# A geometric sequence is defined by the explicit formula a_n = 5(-3)_(n-1), what is the recursive formula for the nth term of this sequence?

Sep 7, 2016

The recursive formula is:

$\left\{\begin{matrix}{a}_{1} = 5 \\ {a}_{n + 1} = - 3 {a}_{n}\end{matrix}\right.$

#### Explanation:

I assume the formula is: ${a}_{n} = 5 {\left(- 3\right)}^{n - 1}$.

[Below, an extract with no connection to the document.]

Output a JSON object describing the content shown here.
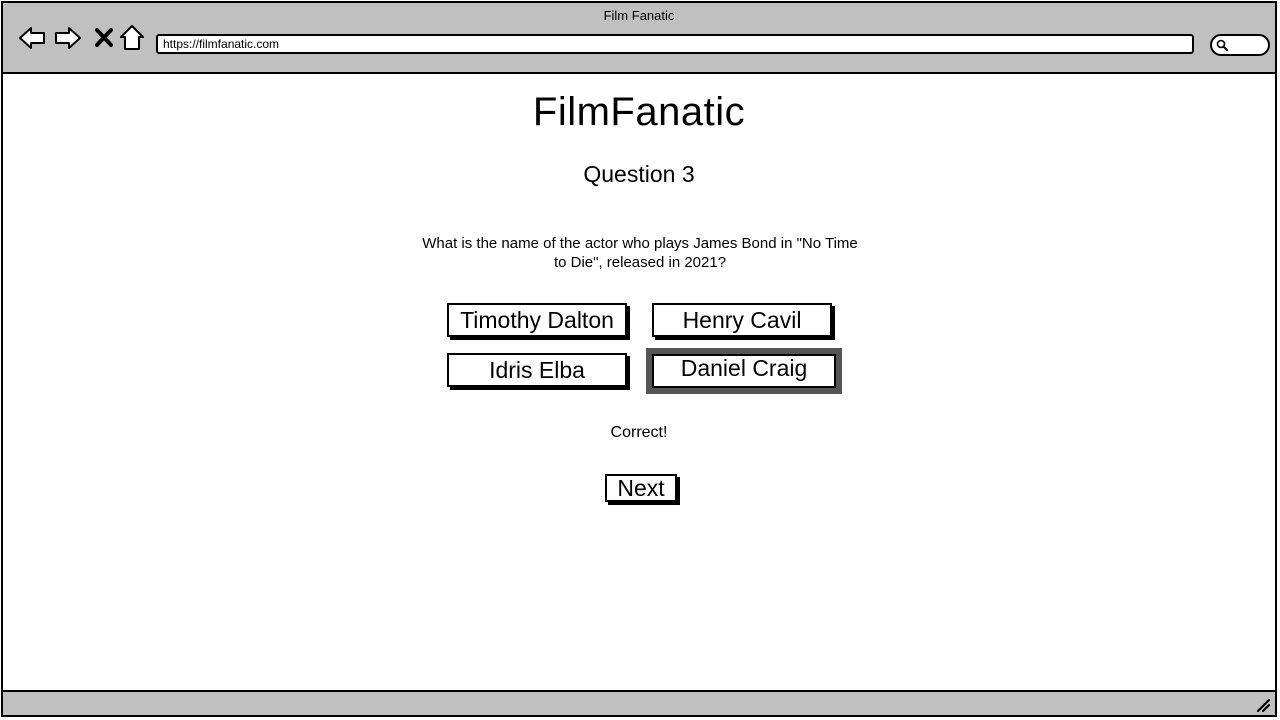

To calculate the recursive formula first we can calculate some terms of the sequence:

${a}_{1} = 5 \cdot {\left(- 3\right)}^{1 - 1} = 5 \cdot {\left(- 3\right)}^{0} = 5$

${a}_{2} = 5 \cdot {\left(- 3\right)}^{2 - 1} = 5 \cdot {\left(- 3\right)}^{1} = - 15$

${a}_{3} = 5 \cdot {\left(- 3\right)}^{3 - 1} = 5 \cdot {\left(- 3\right)}^{2} = 45$

From these calculations we see that the first term is ${a}_{1} = 5$ and each other term comes from multiplying previous one by $- 3$.

This algorithm can be written as the recursive formula:

$\left\{\begin{matrix}{a}_{1} = 5 \\ {a}_{n + 1} = - 3 {a}_{n}\end{matrix}\right.$